A Distributed Densely Connected Convolutional Network Approach for Enhanced Recognition of Health-Related Topics: A Societal Analysis Case Study

Abstract

Melanoma, a lethal form of skin cancer, poses a significant risk to global health if not detected and treated promptly. Its early detection is pivotal in increasing the likelihood of successful treatment and patient survival. However, the accurate diagnosis of melanoma remains a challenge, even for seasoned dermatologists. Consequently, there has been a growing interest in leveraging Machine Learning (ML) algorithms to augment the accuracy of melanoma diagnosis. Typically, melanoma is identified through dermoscopic imaging. Numerous previous studies have proposed the automated analysis of skin lesions using both traditional classification techniques and deep learning models.

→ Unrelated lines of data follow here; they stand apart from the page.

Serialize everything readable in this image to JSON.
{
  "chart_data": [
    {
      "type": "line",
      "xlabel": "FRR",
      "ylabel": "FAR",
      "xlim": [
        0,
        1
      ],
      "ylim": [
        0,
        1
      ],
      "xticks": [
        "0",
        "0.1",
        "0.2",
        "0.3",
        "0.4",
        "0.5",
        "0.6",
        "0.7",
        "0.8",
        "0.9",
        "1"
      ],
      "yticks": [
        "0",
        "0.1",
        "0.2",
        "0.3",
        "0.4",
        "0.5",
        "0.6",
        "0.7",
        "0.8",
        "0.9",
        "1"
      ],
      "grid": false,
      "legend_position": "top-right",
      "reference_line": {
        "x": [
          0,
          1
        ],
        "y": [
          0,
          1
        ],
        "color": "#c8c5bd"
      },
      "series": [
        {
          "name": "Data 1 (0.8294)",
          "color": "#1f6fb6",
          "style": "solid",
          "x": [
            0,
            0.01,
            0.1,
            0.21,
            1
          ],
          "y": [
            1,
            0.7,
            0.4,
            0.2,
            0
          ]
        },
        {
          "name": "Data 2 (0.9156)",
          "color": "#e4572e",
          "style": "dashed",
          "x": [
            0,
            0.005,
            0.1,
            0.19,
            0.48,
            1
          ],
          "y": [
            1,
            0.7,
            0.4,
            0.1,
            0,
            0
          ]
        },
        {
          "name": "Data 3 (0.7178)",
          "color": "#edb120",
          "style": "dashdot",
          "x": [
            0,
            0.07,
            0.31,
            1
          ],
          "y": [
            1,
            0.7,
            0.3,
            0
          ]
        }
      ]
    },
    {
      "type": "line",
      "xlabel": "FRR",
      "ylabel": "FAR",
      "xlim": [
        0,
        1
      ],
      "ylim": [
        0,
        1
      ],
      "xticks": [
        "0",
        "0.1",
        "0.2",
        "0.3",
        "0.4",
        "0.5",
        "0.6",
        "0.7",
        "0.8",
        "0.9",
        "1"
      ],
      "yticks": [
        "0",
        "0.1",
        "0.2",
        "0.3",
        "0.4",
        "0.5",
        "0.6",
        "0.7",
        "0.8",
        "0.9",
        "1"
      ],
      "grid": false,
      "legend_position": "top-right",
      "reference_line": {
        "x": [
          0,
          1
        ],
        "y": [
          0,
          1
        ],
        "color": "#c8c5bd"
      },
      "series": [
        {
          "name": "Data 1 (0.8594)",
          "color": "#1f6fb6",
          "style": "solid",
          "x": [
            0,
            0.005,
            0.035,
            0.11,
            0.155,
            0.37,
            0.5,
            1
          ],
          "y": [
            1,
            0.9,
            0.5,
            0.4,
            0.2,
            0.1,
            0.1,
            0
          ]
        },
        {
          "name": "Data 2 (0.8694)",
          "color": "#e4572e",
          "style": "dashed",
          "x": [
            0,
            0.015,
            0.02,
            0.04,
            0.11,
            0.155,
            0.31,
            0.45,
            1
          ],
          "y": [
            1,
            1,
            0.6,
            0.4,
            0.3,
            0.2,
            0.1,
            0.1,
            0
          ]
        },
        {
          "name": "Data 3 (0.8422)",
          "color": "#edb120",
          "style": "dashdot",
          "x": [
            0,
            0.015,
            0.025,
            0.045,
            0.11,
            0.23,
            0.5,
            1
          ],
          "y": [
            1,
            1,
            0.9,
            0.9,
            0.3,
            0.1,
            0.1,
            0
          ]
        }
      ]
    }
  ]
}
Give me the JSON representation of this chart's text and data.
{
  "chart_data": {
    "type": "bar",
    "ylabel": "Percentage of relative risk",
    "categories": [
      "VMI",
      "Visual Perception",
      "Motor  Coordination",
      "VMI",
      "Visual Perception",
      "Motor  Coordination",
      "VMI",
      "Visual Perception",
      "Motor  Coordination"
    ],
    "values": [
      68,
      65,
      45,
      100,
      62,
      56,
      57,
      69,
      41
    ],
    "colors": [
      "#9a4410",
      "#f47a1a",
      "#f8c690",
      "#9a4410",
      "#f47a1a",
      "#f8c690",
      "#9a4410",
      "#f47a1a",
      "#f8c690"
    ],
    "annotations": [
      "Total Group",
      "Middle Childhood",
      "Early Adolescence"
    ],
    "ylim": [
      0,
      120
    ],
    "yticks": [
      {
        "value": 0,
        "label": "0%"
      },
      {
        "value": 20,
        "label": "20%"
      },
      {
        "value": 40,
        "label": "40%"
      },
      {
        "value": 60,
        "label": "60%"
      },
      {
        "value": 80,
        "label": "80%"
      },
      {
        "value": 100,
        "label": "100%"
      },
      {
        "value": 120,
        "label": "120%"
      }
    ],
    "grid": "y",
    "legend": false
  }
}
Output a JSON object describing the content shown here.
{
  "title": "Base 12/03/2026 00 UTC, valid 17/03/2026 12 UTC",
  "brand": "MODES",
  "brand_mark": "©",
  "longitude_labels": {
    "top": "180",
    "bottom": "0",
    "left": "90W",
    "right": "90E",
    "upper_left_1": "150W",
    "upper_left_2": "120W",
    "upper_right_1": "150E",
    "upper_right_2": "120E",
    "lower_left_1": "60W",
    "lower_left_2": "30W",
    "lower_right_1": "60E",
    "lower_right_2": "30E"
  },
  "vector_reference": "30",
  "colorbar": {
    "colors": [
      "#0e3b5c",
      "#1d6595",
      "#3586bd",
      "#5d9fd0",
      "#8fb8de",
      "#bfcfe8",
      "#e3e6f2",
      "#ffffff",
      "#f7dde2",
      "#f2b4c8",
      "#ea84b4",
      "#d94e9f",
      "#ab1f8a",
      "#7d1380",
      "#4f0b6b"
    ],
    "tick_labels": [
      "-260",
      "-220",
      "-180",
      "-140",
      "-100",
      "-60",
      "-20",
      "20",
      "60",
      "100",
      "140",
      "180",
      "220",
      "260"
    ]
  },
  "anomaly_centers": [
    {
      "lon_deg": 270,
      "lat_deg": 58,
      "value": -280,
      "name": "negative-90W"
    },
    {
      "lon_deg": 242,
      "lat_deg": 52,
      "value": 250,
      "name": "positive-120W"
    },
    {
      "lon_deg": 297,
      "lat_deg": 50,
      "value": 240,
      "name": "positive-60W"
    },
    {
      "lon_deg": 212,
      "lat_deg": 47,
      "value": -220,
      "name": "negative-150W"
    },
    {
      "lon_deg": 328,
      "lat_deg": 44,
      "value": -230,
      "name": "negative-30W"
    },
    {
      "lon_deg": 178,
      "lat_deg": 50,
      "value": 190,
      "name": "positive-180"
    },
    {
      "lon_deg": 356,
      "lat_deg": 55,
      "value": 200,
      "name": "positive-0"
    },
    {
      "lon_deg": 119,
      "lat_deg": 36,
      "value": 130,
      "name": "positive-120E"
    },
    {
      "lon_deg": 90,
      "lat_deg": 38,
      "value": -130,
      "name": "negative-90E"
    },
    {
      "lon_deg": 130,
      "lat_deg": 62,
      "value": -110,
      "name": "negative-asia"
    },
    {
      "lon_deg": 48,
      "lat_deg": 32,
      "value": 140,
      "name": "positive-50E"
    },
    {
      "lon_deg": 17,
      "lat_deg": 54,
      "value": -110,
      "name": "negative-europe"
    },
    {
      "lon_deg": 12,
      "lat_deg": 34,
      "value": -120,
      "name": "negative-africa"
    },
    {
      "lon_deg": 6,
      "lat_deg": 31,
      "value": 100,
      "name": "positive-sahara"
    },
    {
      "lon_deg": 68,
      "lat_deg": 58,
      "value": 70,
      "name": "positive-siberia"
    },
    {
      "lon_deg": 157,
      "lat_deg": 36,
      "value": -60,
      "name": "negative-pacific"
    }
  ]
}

These analyses often involve the feeding of designed functions into traditional categorization systems. Nonetheless, the high visual similarity between different skin lesion types and the complexity of skin diseases often renders manual features insufficiently discriminative, leading to failure in various scenarios. Recent research suggests that convolutional networks with short connections between layers near the input and the output can be deeper, more precise, and more efficient in training. This paper adopts this approach and introduces the application of Hadoop's HdiDenseNet techniques. DenseNets offer several notable advantages: they alleviate the vanishing-gradient problem, enhance feature propagation, encourage feature reuse, and substantially reduce the number of parameters. The performance of our proposed architecture is evaluated against four highly competitive benchmark object identification challenges using a dataset comprising over 40,000 images sourced diversely. The results demonstrate that the most effective method is a densely connected distributed convolutional network, particularly when applied to patient metadata. Ultimately, this paper aims to contribute to the field of medical image analysis and potentially enhance the accuracy of melanoma diagnosis. By doing so, it could play a crucial role in improving patient prognosis and saving lives.